ヴィットボーイの肖像が印刷されたナミビアの紙幣
ヴィットボーイの肖像が印刷されたナミビアの紙幣

 西南アフリカでの戦争については、実は当時の日本の新聞でもベルリンやロンドンからの外電の短い記事でとはいえ、かなり頻繁に報道されている。たとえば一九〇四年一二月一三日の『東京朝日新聞』は、「獨領南西阿弗利加の叛徒ホツテントツト酋長ヘンドリツク、ウヰトボイの主陣地獨逸軍に襲はれ叛徒は東方に潰走しつヽあり」と報じている。しかしそのような記事に目を留めた読者がどれほどあっただろう。「謀叛」だの「叛賊」だのといった言葉が飛び交う記事は、ただでさえ遠いアフリカを余計遠くへと退けているようだが、この人物は少なくとも「ホッテントット」を同時代の人間ととらえ、それに直接かかわろうとした。
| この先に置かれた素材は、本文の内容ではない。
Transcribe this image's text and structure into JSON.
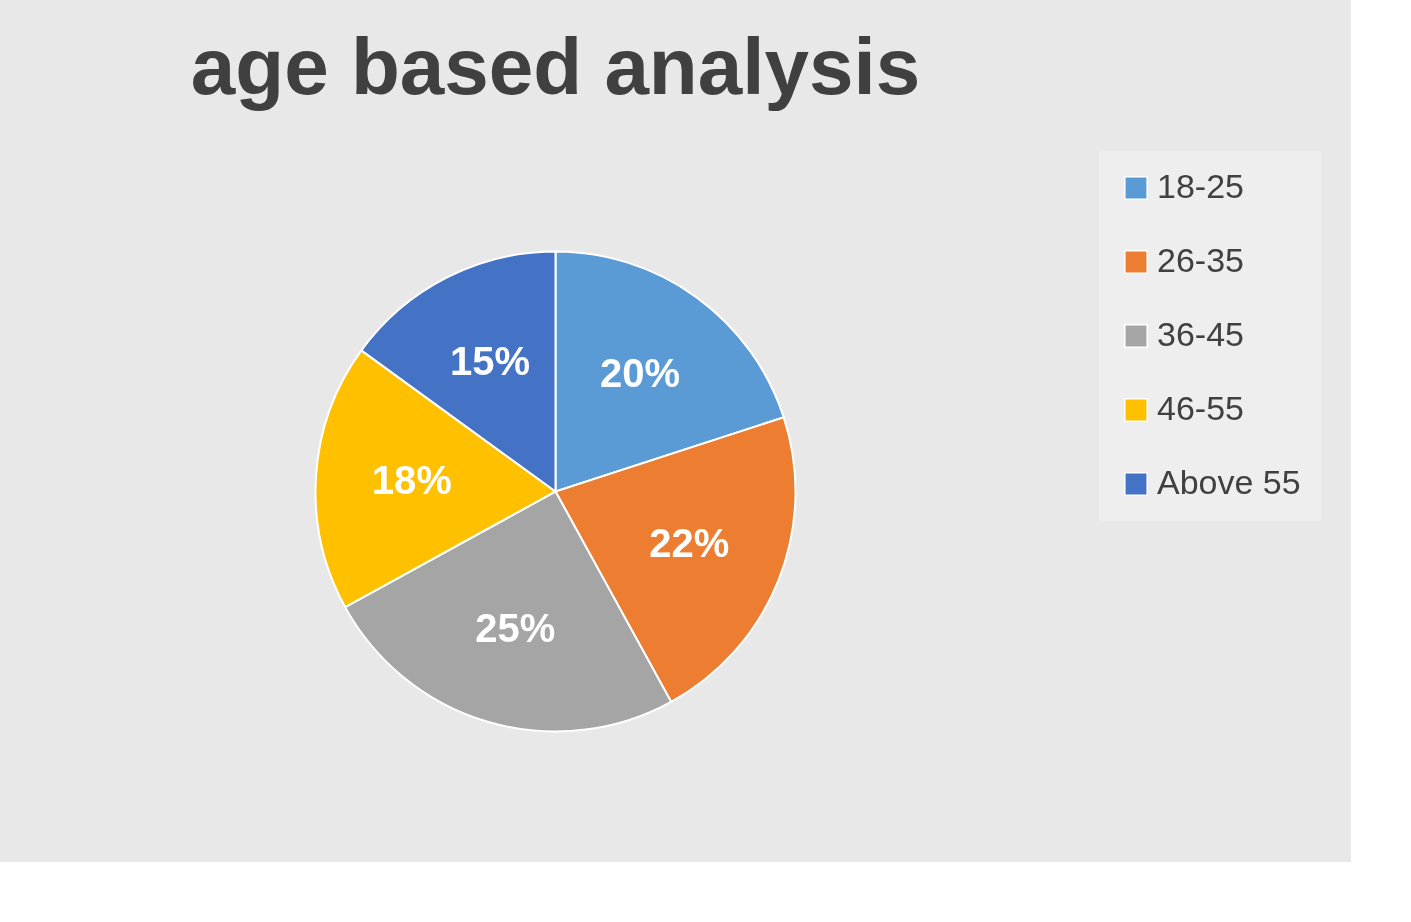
{
  "chart_data": {
    "type": "pie",
    "title": "age based analysis",
    "categories": [
      "18-25",
      "26-35",
      "36-45",
      "46-55",
      "Above 55"
    ],
    "values": [
      20,
      22,
      25,
      18,
      15
    ],
    "colors": [
      "#5b9bd5",
      "#ed7d31",
      "#a5a5a5",
      "#ffc000",
      "#4472c4"
    ],
    "value_labels": [
      "20%",
      "22%",
      "25%",
      "18%",
      "15%"
    ],
    "legend": "right"
  }
}
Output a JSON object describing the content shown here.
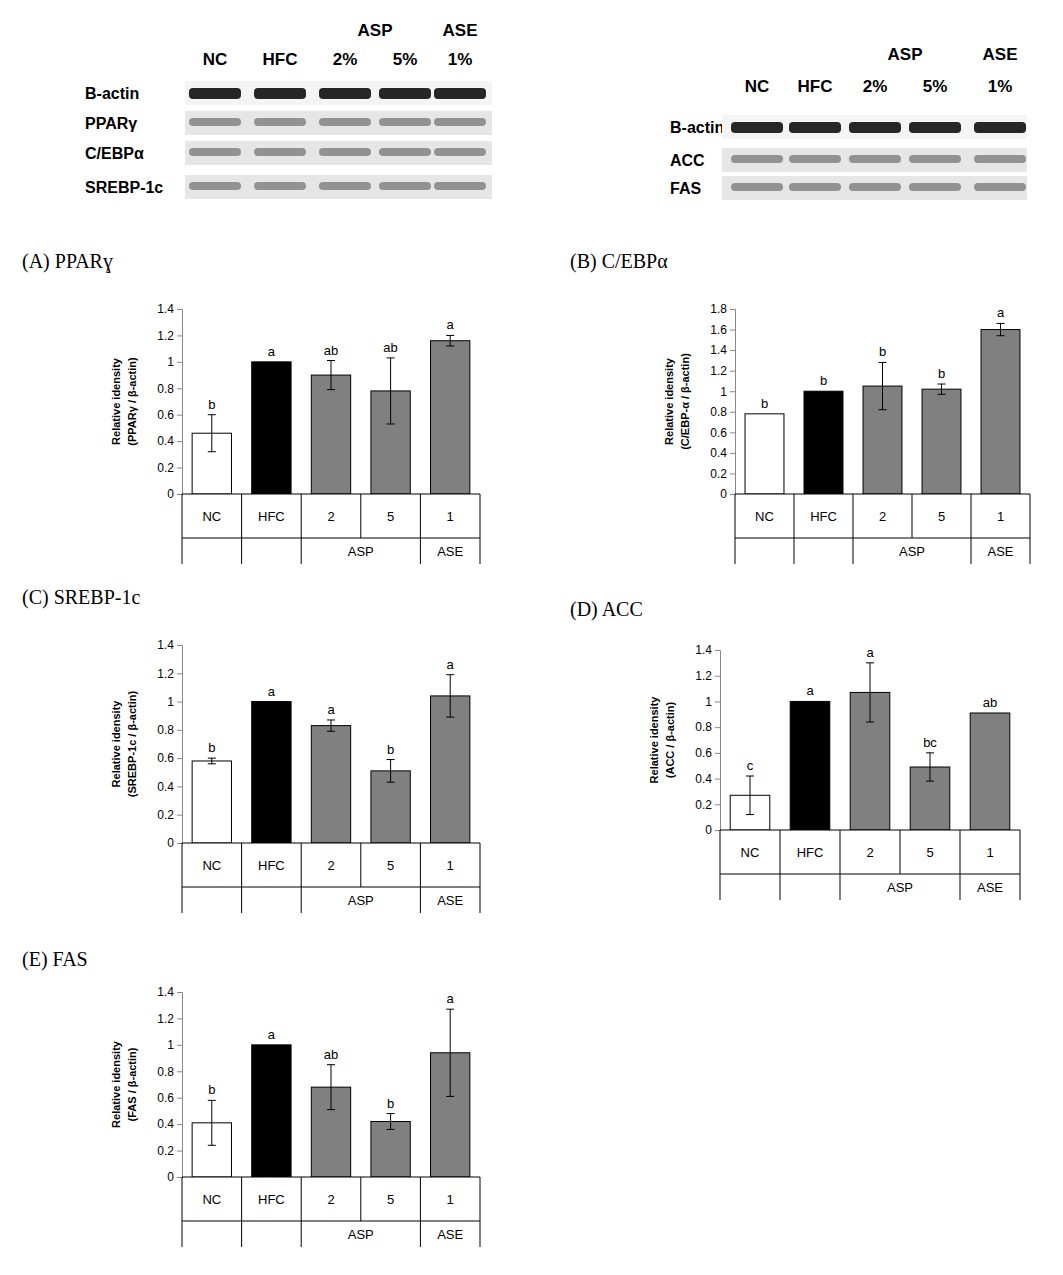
{
  "blots": [
    {
      "lanes": [
        "NC",
        "HFC",
        "2%",
        "5%",
        "1%"
      ],
      "lane_groups": [
        null,
        null,
        "ASP",
        "ASP",
        "ASE"
      ],
      "rows": [
        "B-actin",
        "PPARγ",
        "C/EBPα",
        "SREBP-1c"
      ]
    },
    {
      "lanes": [
        "NC",
        "HFC",
        "2%",
        "5%",
        "1%"
      ],
      "lane_groups": [
        null,
        null,
        "ASP",
        "ASP",
        "ASE"
      ],
      "rows": [
        "B-actin",
        "ACC",
        "FAS"
      ]
    }
  ],
  "chart_data": [
    {
      "type": "bar",
      "title": "(A)  PPARɣ",
      "ylabel": [
        "Relative idensity",
        "(PPARγ / β-actin)"
      ],
      "categories": [
        "NC",
        "HFC",
        "2",
        "5",
        "1"
      ],
      "group_labels": [
        null,
        null,
        "ASP",
        "ASP",
        "ASE"
      ],
      "values": [
        0.46,
        1.0,
        0.9,
        0.78,
        1.16
      ],
      "errors": [
        0.14,
        null,
        0.11,
        0.25,
        0.04
      ],
      "letters": [
        "b",
        "a",
        "ab",
        "ab",
        "a"
      ],
      "colors": [
        "#ffffff",
        "#000000",
        "#808080",
        "#808080",
        "#808080"
      ],
      "ylim": [
        0,
        1.4
      ],
      "yticks": [
        0,
        0.2,
        0.4,
        0.6,
        0.8,
        1,
        1.2,
        1.4
      ]
    },
    {
      "type": "bar",
      "title": "(B)  C/EBPα",
      "ylabel": [
        "Relative idensity",
        "(C/EBP-α / β-actin)"
      ],
      "categories": [
        "NC",
        "HFC",
        "2",
        "5",
        "1"
      ],
      "group_labels": [
        null,
        null,
        "ASP",
        "ASP",
        "ASE"
      ],
      "values": [
        0.78,
        1.0,
        1.05,
        1.02,
        1.6
      ],
      "errors": [
        null,
        null,
        0.23,
        0.05,
        0.06
      ],
      "letters": [
        "b",
        "b",
        "b",
        "b",
        "a"
      ],
      "colors": [
        "#ffffff",
        "#000000",
        "#808080",
        "#808080",
        "#808080"
      ],
      "ylim": [
        0,
        1.8
      ],
      "yticks": [
        0,
        0.2,
        0.4,
        0.6,
        0.8,
        1,
        1.2,
        1.4,
        1.6,
        1.8
      ]
    },
    {
      "type": "bar",
      "title": "(C)  SREBP-1c",
      "ylabel": [
        "Relative idensity",
        "(SREBP-1c / β-actin)"
      ],
      "categories": [
        "NC",
        "HFC",
        "2",
        "5",
        "1"
      ],
      "group_labels": [
        null,
        null,
        "ASP",
        "ASP",
        "ASE"
      ],
      "values": [
        0.58,
        1.0,
        0.83,
        0.51,
        1.04
      ],
      "errors": [
        0.02,
        null,
        0.04,
        0.08,
        0.15
      ],
      "letters": [
        "b",
        "a",
        "a",
        "b",
        "a"
      ],
      "colors": [
        "#ffffff",
        "#000000",
        "#808080",
        "#808080",
        "#808080"
      ],
      "ylim": [
        0,
        1.4
      ],
      "yticks": [
        0,
        0.2,
        0.4,
        0.6,
        0.8,
        1,
        1.2,
        1.4
      ]
    },
    {
      "type": "bar",
      "title": "(D)  ACC",
      "ylabel": [
        "Relative idensity",
        "(ACC / β-actin)"
      ],
      "categories": [
        "NC",
        "HFC",
        "2",
        "5",
        "1"
      ],
      "group_labels": [
        null,
        null,
        "ASP",
        "ASP",
        "ASE"
      ],
      "values": [
        0.27,
        1.0,
        1.07,
        0.49,
        0.91
      ],
      "errors": [
        0.15,
        null,
        0.23,
        0.11,
        null
      ],
      "letters": [
        "c",
        "a",
        "a",
        "bc",
        "ab"
      ],
      "colors": [
        "#ffffff",
        "#000000",
        "#808080",
        "#808080",
        "#808080"
      ],
      "ylim": [
        0,
        1.4
      ],
      "yticks": [
        0,
        0.2,
        0.4,
        0.6,
        0.8,
        1,
        1.2,
        1.4
      ]
    },
    {
      "type": "bar",
      "title": "(E)  FAS",
      "ylabel": [
        "Relative idensity",
        "(FAS / β-actin)"
      ],
      "categories": [
        "NC",
        "HFC",
        "2",
        "5",
        "1"
      ],
      "group_labels": [
        null,
        null,
        "ASP",
        "ASP",
        "ASE"
      ],
      "values": [
        0.41,
        1.0,
        0.68,
        0.42,
        0.94
      ],
      "errors": [
        0.17,
        null,
        0.17,
        0.06,
        0.33
      ],
      "letters": [
        "b",
        "a",
        "ab",
        "b",
        "a"
      ],
      "colors": [
        "#ffffff",
        "#000000",
        "#808080",
        "#808080",
        "#808080"
      ],
      "ylim": [
        0,
        1.4
      ],
      "yticks": [
        0,
        0.2,
        0.4,
        0.6,
        0.8,
        1,
        1.2,
        1.4
      ]
    }
  ]
}
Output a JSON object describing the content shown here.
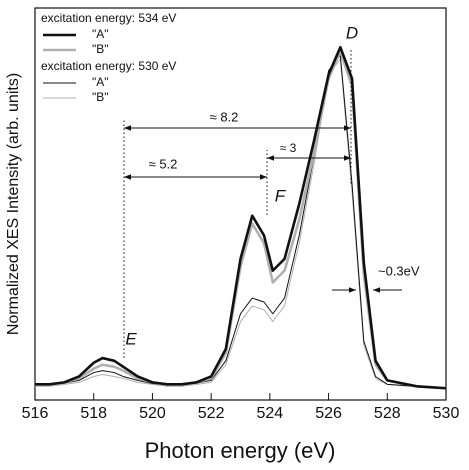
{
  "chart_data": {
    "type": "line",
    "xlabel": "Photon energy (eV)",
    "ylabel": "Normalized XES Intensity (arb. units)",
    "x": [
      516,
      516.5,
      517,
      517.5,
      518,
      518.3,
      518.7,
      519,
      519.5,
      520,
      520.5,
      521,
      521.5,
      522,
      522.5,
      523,
      523.4,
      523.8,
      524.1,
      524.5,
      525,
      525.5,
      526,
      526.4,
      526.8,
      527.2,
      527.6,
      528,
      529,
      530
    ],
    "legend_groups": [
      "excitation energy: 534 eV",
      "excitation energy: 530 eV"
    ],
    "series": [
      {
        "name": "\"A\"",
        "group": 0,
        "color": "#111111",
        "line_width": 2.6,
        "values": [
          0.04,
          0.04,
          0.045,
          0.06,
          0.095,
          0.107,
          0.1,
          0.085,
          0.06,
          0.045,
          0.04,
          0.04,
          0.045,
          0.06,
          0.13,
          0.36,
          0.47,
          0.42,
          0.33,
          0.36,
          0.5,
          0.66,
          0.83,
          0.9,
          0.82,
          0.35,
          0.1,
          0.05,
          0.035,
          0.03
        ]
      },
      {
        "name": "\"B\"",
        "group": 0,
        "color": "#b0b0b0",
        "line_width": 2.6,
        "values": [
          0.04,
          0.04,
          0.045,
          0.055,
          0.08,
          0.09,
          0.085,
          0.075,
          0.055,
          0.045,
          0.04,
          0.04,
          0.045,
          0.055,
          0.12,
          0.34,
          0.45,
          0.4,
          0.3,
          0.33,
          0.46,
          0.63,
          0.82,
          0.89,
          0.8,
          0.32,
          0.09,
          0.05,
          0.035,
          0.03
        ]
      },
      {
        "name": "\"A\"",
        "group": 1,
        "color": "#111111",
        "line_width": 1,
        "values": [
          0.04,
          0.04,
          0.043,
          0.05,
          0.07,
          0.075,
          0.07,
          0.06,
          0.05,
          0.042,
          0.04,
          0.04,
          0.043,
          0.05,
          0.1,
          0.22,
          0.26,
          0.25,
          0.22,
          0.26,
          0.42,
          0.62,
          0.84,
          0.88,
          0.55,
          0.15,
          0.06,
          0.04,
          0.035,
          0.03
        ]
      },
      {
        "name": "\"B\"",
        "group": 1,
        "color": "#b0b0b0",
        "line_width": 1,
        "values": [
          0.035,
          0.035,
          0.04,
          0.045,
          0.06,
          0.065,
          0.06,
          0.055,
          0.045,
          0.04,
          0.035,
          0.035,
          0.04,
          0.045,
          0.09,
          0.2,
          0.24,
          0.23,
          0.2,
          0.24,
          0.4,
          0.6,
          0.83,
          0.87,
          0.53,
          0.14,
          0.055,
          0.04,
          0.033,
          0.03
        ]
      }
    ],
    "xlim": [
      516,
      530
    ],
    "xticks": [
      516,
      518,
      520,
      522,
      524,
      526,
      528,
      530
    ],
    "ylim": [
      0,
      1
    ],
    "peak_labels": [
      "E",
      "F",
      "D"
    ],
    "annotations": [
      "≈ 8.2",
      "≈ 3",
      "≈ 5.2",
      "~0.3eV"
    ]
  }
}
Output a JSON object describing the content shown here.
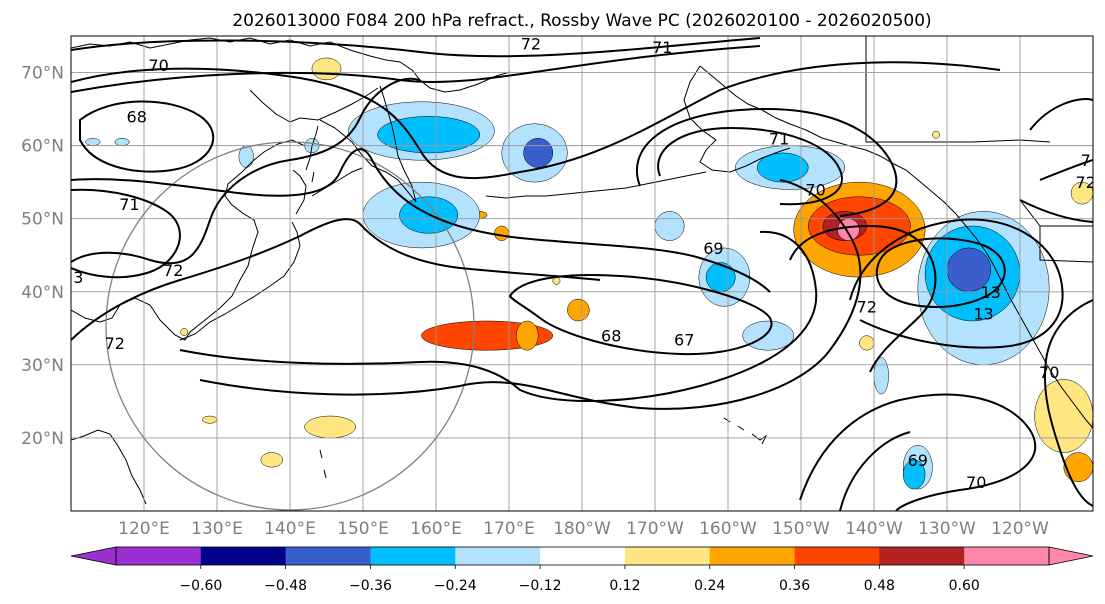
{
  "title": "2026013000 F084 200 hPa refract., Rossby Wave PC (2026020100 - 2026020500)",
  "map": {
    "lon_min": 110,
    "lon_max": 250,
    "lat_min": 10,
    "lat_max": 75,
    "grid_lons": [
      120,
      130,
      140,
      150,
      160,
      170,
      180,
      190,
      200,
      210,
      220,
      230,
      240
    ],
    "grid_lats": [
      20,
      30,
      40,
      50,
      60,
      70
    ],
    "lon_labels": [
      "120°E",
      "130°E",
      "140°E",
      "150°E",
      "160°E",
      "170°E",
      "180°W",
      "170°W",
      "160°W",
      "150°W",
      "140°W",
      "130°W",
      "120°W"
    ],
    "lat_labels": [
      "20°N",
      "30°N",
      "40°N",
      "50°N",
      "60°N",
      "70°N"
    ],
    "circle": {
      "center_lon": 140,
      "center_lat": 35,
      "radius_deg_lat": 25
    }
  },
  "colorbar": {
    "colors": [
      "#9b30d0",
      "#00008b",
      "#3a5fcd",
      "#00bfff",
      "#b3e2ff",
      "#ffffff",
      "#ffe680",
      "#ffa500",
      "#ff4500",
      "#b22222",
      "#ff88aa"
    ],
    "tick_labels": [
      "−0.60",
      "−0.48",
      "−0.36",
      "−0.24",
      "−0.12",
      "0.12",
      "0.24",
      "0.36",
      "0.48",
      "0.60"
    ]
  },
  "contour_labels": [
    {
      "text": "72",
      "lon": 173,
      "lat": 74
    },
    {
      "text": "71",
      "lon": 191,
      "lat": 73.5
    },
    {
      "text": "70",
      "lon": 122,
      "lat": 71
    },
    {
      "text": "68",
      "lon": 119,
      "lat": 64
    },
    {
      "text": "71",
      "lon": 207,
      "lat": 61
    },
    {
      "text": "70",
      "lon": 212,
      "lat": 54
    },
    {
      "text": "71",
      "lon": 118,
      "lat": 52
    },
    {
      "text": "72",
      "lon": 124,
      "lat": 43
    },
    {
      "text": "3",
      "lon": 111,
      "lat": 42
    },
    {
      "text": "69",
      "lon": 198,
      "lat": 46
    },
    {
      "text": "72",
      "lon": 219,
      "lat": 38
    },
    {
      "text": "13",
      "lon": 236,
      "lat": 40
    },
    {
      "text": "13",
      "lon": 235,
      "lat": 37
    },
    {
      "text": "68",
      "lon": 184,
      "lat": 34
    },
    {
      "text": "67",
      "lon": 194,
      "lat": 33.5
    },
    {
      "text": "72",
      "lon": 116,
      "lat": 33
    },
    {
      "text": "72",
      "lon": 249,
      "lat": 55
    },
    {
      "text": "70",
      "lon": 244,
      "lat": 29
    },
    {
      "text": "69",
      "lon": 226,
      "lat": 17
    },
    {
      "text": "70",
      "lon": 234,
      "lat": 14
    },
    {
      "text": "7",
      "lon": 249,
      "lat": 58
    }
  ],
  "positive_regions": [
    {
      "lon": [
        158,
        176
      ],
      "lat": [
        32,
        36
      ],
      "level": 3
    },
    {
      "lon": [
        171,
        174
      ],
      "lat": [
        32,
        36
      ],
      "level": 2
    },
    {
      "lon": [
        178,
        181
      ],
      "lat": [
        36,
        39
      ],
      "level": 2
    },
    {
      "lon": [
        176,
        177
      ],
      "lat": [
        41,
        42
      ],
      "level": 1
    },
    {
      "lon": [
        168,
        170
      ],
      "lat": [
        47,
        49
      ],
      "level": 2
    },
    {
      "lon": [
        165,
        167
      ],
      "lat": [
        50,
        51
      ],
      "level": 2
    },
    {
      "lon": [
        143,
        147
      ],
      "lat": [
        69,
        72
      ],
      "level": 1
    },
    {
      "lon": [
        125,
        126
      ],
      "lat": [
        34,
        35
      ],
      "level": 1
    },
    {
      "lon": [
        128,
        130
      ],
      "lat": [
        22,
        23
      ],
      "level": 1
    },
    {
      "lon": [
        136,
        139
      ],
      "lat": [
        16,
        18
      ],
      "level": 1
    },
    {
      "lon": [
        142,
        149
      ],
      "lat": [
        20,
        23
      ],
      "level": 1
    },
    {
      "lon": [
        209,
        227
      ],
      "lat": [
        42,
        55
      ],
      "level": 2
    },
    {
      "lon": [
        211,
        225
      ],
      "lat": [
        45,
        53
      ],
      "level": 3
    },
    {
      "lon": [
        213,
        219
      ],
      "lat": [
        47,
        51
      ],
      "level": 4
    },
    {
      "lon": [
        215,
        218
      ],
      "lat": [
        47,
        50
      ],
      "level": 5
    },
    {
      "lon": [
        218,
        220
      ],
      "lat": [
        32,
        34
      ],
      "level": 1
    },
    {
      "lon": [
        242,
        250
      ],
      "lat": [
        18,
        28
      ],
      "level": 1
    },
    {
      "lon": [
        246,
        250
      ],
      "lat": [
        14,
        18
      ],
      "level": 2
    },
    {
      "lon": [
        247,
        250
      ],
      "lat": [
        52,
        55
      ],
      "level": 1
    },
    {
      "lon": [
        228,
        229
      ],
      "lat": [
        61,
        62
      ],
      "level": 1
    }
  ],
  "negative_regions": [
    {
      "lon": [
        148,
        168
      ],
      "lat": [
        58,
        66
      ],
      "level": 1
    },
    {
      "lon": [
        152,
        166
      ],
      "lat": [
        59,
        64
      ],
      "level": 2
    },
    {
      "lon": [
        169,
        178
      ],
      "lat": [
        55,
        63
      ],
      "level": 1
    },
    {
      "lon": [
        172,
        176
      ],
      "lat": [
        57,
        61
      ],
      "level": 3
    },
    {
      "lon": [
        150,
        166
      ],
      "lat": [
        46,
        55
      ],
      "level": 1
    },
    {
      "lon": [
        155,
        163
      ],
      "lat": [
        48,
        53
      ],
      "level": 2
    },
    {
      "lon": [
        190,
        194
      ],
      "lat": [
        47,
        51
      ],
      "level": 1
    },
    {
      "lon": [
        196,
        203
      ],
      "lat": [
        38,
        46
      ],
      "level": 1
    },
    {
      "lon": [
        197,
        201
      ],
      "lat": [
        40,
        44
      ],
      "level": 2
    },
    {
      "lon": [
        202,
        209
      ],
      "lat": [
        32,
        36
      ],
      "level": 1
    },
    {
      "lon": [
        201,
        216
      ],
      "lat": [
        54,
        60
      ],
      "level": 1
    },
    {
      "lon": [
        204,
        211
      ],
      "lat": [
        55,
        59
      ],
      "level": 2
    },
    {
      "lon": [
        226,
        244
      ],
      "lat": [
        30,
        51
      ],
      "level": 1
    },
    {
      "lon": [
        227,
        240
      ],
      "lat": [
        36,
        49
      ],
      "level": 2
    },
    {
      "lon": [
        230,
        236
      ],
      "lat": [
        40,
        46
      ],
      "level": 3
    },
    {
      "lon": [
        224,
        228
      ],
      "lat": [
        13,
        19
      ],
      "level": 1
    },
    {
      "lon": [
        224,
        227
      ],
      "lat": [
        13,
        17
      ],
      "level": 2
    },
    {
      "lon": [
        220,
        222
      ],
      "lat": [
        26,
        31
      ],
      "level": 1
    },
    {
      "lon": [
        112,
        114
      ],
      "lat": [
        60,
        61
      ],
      "level": 1
    },
    {
      "lon": [
        116,
        118
      ],
      "lat": [
        60,
        61
      ],
      "level": 1
    },
    {
      "lon": [
        133,
        135
      ],
      "lat": [
        57,
        60
      ],
      "level": 1
    },
    {
      "lon": [
        142,
        144
      ],
      "lat": [
        59,
        61
      ],
      "level": 1
    }
  ]
}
ただ、「白禍との闘い」の観念に駆られた「ホッテントットとの連帯」が、他の多くのアジア主義者たちのその後の「アジアとの連帯」とどれほど異なったかは想像に任せるしかない。

 一〇〇年以上を経て、私たちが「アフリカ」を見る目、あるいは「アフリカ」を通じて世界と日本を見る目は、ここに取り上げた二人のそれとどれほど変わっただろう。